In a recent investigation, diverse A. vulgaris L. plants were gathered from Tangyin County, Henan Province (59). Subsequently, A. vulgaris L. leaf extracts underwent screening for anti-HSV-1 activity. The plaque reduction test revealed that the A. vulgaris L. crude extract (Fr.8.3) demonstrated inhibitory activity against HSV-1. This finding was further confirmed through assessment at the DNA, RNA, and protein levels. Mechanistic exploration indicated that Fr.8.3 achieved its anti-HSV-1 activity by interacting directly with the virus (Table 2) (59).
In a separate study, it was established that A. argyi leaves (AEE) exhibit robust antiviral efficacy against both conventional and acyclovir (ACV)-resistant HSV-1 strains (60). AEE also impeded the invasion of HSV-2, influenza virus, and rotavirus. Further analysis revealed AEE’s disruption of HSV-1 viral particle membranes, resulting in compromised viral attachment and penetration. Furthermore, a mass spectrometry assessment identified 12 primary constituents of AEE. Notably, two newly identified flavones, 3,7-dihydroxy-3′,4ʹ-dimethoxyflavone and deoxysappanone B 7,3ʹ-dimethyl ether, displayed superior binding affinity to glycoprotein gB. This suggests their potential role in virion inactivation. Consequently, A. argyi emerges as a crucial source of antiviral drugs, with AEE representing a promising novel agent against HSV-1 infection (60).
CONCLUSION
In summary, the extensive review of Artemisia’s antiviral potential against a spectrum of viruses, including SARS-CoV-2, human and avian influenza viruses, HIV, HBV, and HSV, underscores its significant role as a promising therapeutic resource. The diverse bioactive compounds present in various Artemisia species exhibit remarkable inhibitory effects on viral replication and infection across multiple stages of the viral life cycle.

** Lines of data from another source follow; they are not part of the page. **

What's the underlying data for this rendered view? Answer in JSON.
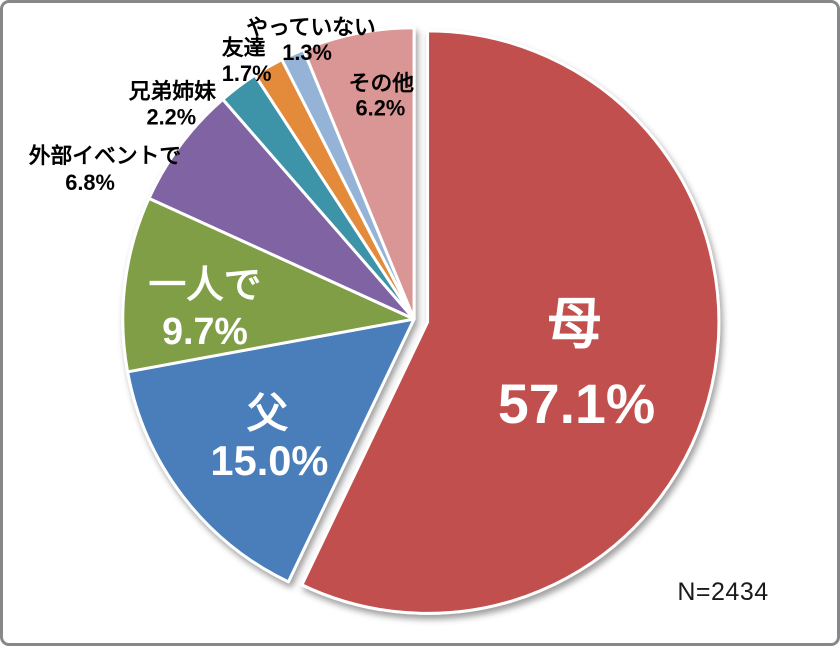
{
  "chart_data": {
    "type": "pie",
    "title": "",
    "categories": [
      "母",
      "父",
      "一人で",
      "外部イベントで",
      "兄弟姉妹",
      "友達",
      "やっていない",
      "その他"
    ],
    "values": [
      57.1,
      15.0,
      9.7,
      6.8,
      2.2,
      1.7,
      1.3,
      6.2
    ],
    "value_labels": [
      "57.1%",
      "15.0%",
      "9.7%",
      "6.8%",
      "2.2%",
      "1.7%",
      "1.3%",
      "6.2%"
    ],
    "colors": [
      "#c1504e",
      "#4a7ebb",
      "#7f9e44",
      "#8064a2",
      "#3e93a8",
      "#e48b3b",
      "#95b3d7",
      "#d99694"
    ],
    "slice_border_color": "#ffffff",
    "start_angle_deg": 0,
    "direction": "clockwise",
    "exploded_slice_index": 0,
    "labels_inside": [
      true,
      true,
      true,
      false,
      false,
      false,
      false,
      false
    ],
    "inside_label_color": "#ffffff",
    "outside_label_color": "#000000",
    "legend_position": "none",
    "annotation": "N=2434"
  },
  "annotation": {
    "sample_size": "N=2434"
  }
}
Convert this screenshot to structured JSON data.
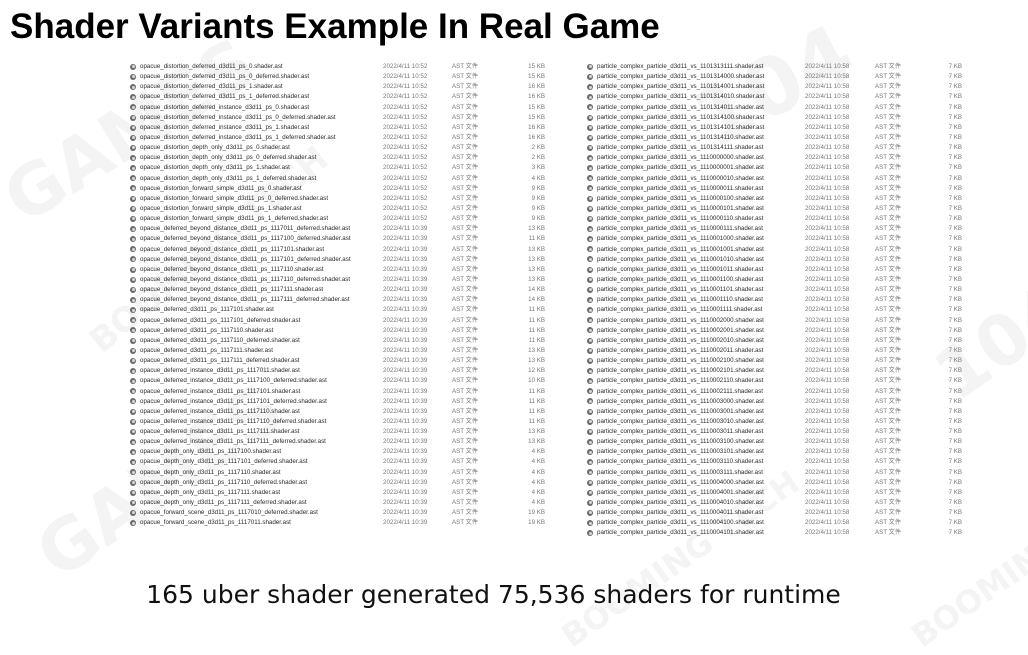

Artemisia’s efficacy in combating viral diseases is supported by compelling evidence from in vitro and in vivo studies. The nuanced mechanisms of action, such as interference with viral entry, transcriptional inhibition, and modulation of host immune responses, contribute to its broad-spectrum antiviral activity. These findings reinforce the potential of Artemisia-derived compounds as valuable candidates for antiviral drug development.
Despite the wealth of research, certain gaps persist. Further elucidation of specific molecular interactions, optimization of compound formulations, and comprehensive understanding of Artemisia’s effects on host factors during viral infections are areas warranting focused investigation. Standardized methodologies and comparative studies across Artemisia species can enhance our comprehension of their differential antiviral activities.
Artemisia stands at the forefront of antiviral research, poised for continued exploration and innovation. Collaborative efforts between virologists, pharmacologists, and botanists are crucial for unlocking the full therapeutic potential of Artemisia against emerging and established viral threats. Clinical trials and translational research are pivotal steps toward establishing the safety and efficacy of Artemisia-derived compounds, paving the way for their integration into mainstream antiviral therapeutics.